Characterization of ASC from WT and GK rats. (A) Blood glucose levels were measured in tail vein blood from 17-week-old wildtype (WT) and diabetic Goto–Kakizaki (GK) rats to validate their non-diabetic/diabetic status, respectively. (B) The primary yield of nucleated cells in SVF from SAT of WT and GK expressed per mg of adipose tissue (cells/mg of tissue). (C) The frequency of stromal progenitors in the original SVF was determined by CFU-F assays of parent SVF_WT and SVF_GK cells. (D) Proliferation of ASC_WT and ASC_GK were followed by cell number assessment after 2, 4, 6, 8, 10 and 12 days of culture. (E) The presence of well-known mesenchymal stem cell surface markers of ASC_WT and ASC_GK cells were analyzed by flow cytometry. For each marker, the percentage of positive cells was obtained by gating using the appropriate isotype control. CD31 and CD34 expression were not detected (ND). Not significant (ns). Data are shown as mean ± SD, n = 3 and statistical significance was tested using a nonparametric Mann–Whitney test in (A–C) and by two-way ANOVA test with Sidak’s multiple comparison test in (D,E). * p < 0.001, ** p < 0.0001.

Figure 2

Quantitative proteomic analysis on ASCs from WT and GK rats. (A) Schematic representation of the TMT proteomic study. (B,C) Cluster analysis of proteins expressed in ASC_WT (n = 3) and ASC_GK (n = 3) with heatmap analysis was performed in “R”. Heatmap (B) and PCA plot (C) showing no association between samples. (D) Heatmap with no dendrogram clustering of samples. The legend color bar in (B,D) indicates the relation between scaled ratios and colors.

Figure 3

Assessment of erectile function following ASC_WT or ASC_GK treatment. (A) Schematic representation of the in vivo experiment.

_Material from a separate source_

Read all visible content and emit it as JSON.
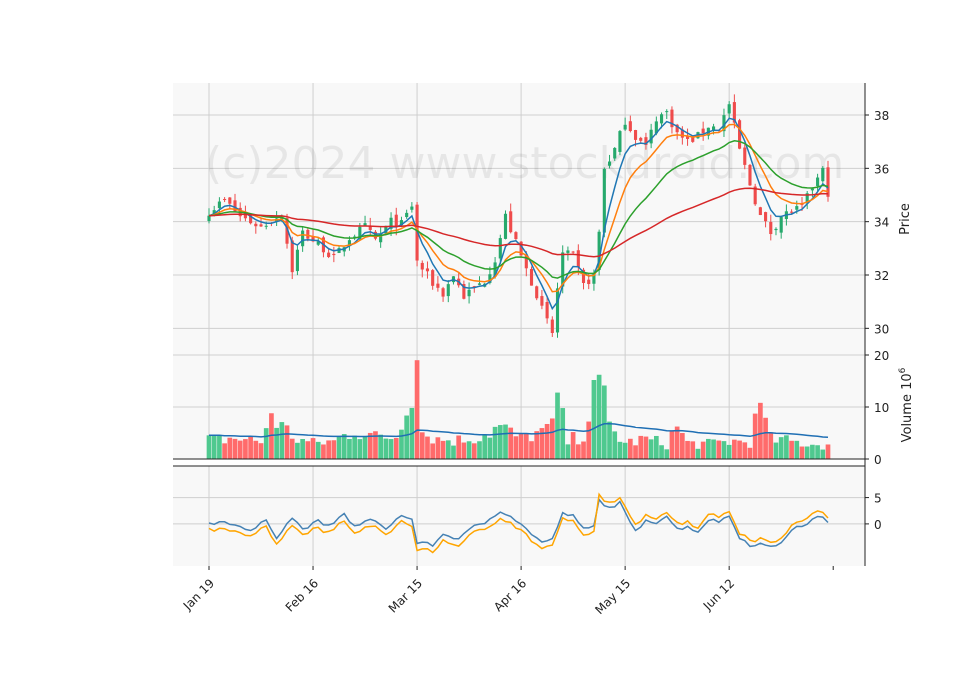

Rats were subjected to bilateral nerve crush injury (BNCI) followed by penile injection of vehicle (PBS) or ASC_WT or ASC_GK and compared with sham controls (n = 9 in each group). 28 days after surgery the erectile function was evaluated by intracavernosal pressure (ICP) (mmHg) recordings during electro-stimulation of 2, 4, 6 or 8V. (B) Representative ICP and mean arterial pressure (MAP, mmHg) traces in response to 8V electro-stimulation for 50 s (marked by a line below the x-axis) in Sham, BNCI+vehicle, BNCI+ASC_WT and BNCI+ASC_GK treated rats are shown. (C) The maximum ICP increase (MICP) was normalized to MAP by calculating the MICP/MAP ratio in order to compare erectile function between animals. Data are represented as mean ± SD, and statistical significance was tested by mixed-effect model (REML) with Tukey’s multiple comparison test. * p < 0.05, ** p < 0.01.

Figure 4

ASCs derived from both WT and GK rats induce endothelial gene expression in vivo: mRNA expression of endothelial markers Cd31 (Pecam1) and Nos3 (eNOS), neuronal marker Nos1 (nNOS) and fibrotic marker Col1a1 (Pro-collagen 1) were analyzed by qRT-PCR of corpus cavernous tissue from rats as indicated by treatment group (n = 9 in each). All data were normalized to two stably expressed reference genes, Gapdh and Actb (β-actin). Data is represented as mean ± SD, and statistical significance was tested by ordinary one-way ANOVA with Tukey’s multiple comparison test. ** p < 0.01, *** p < 0.001, **** p < 0.0001.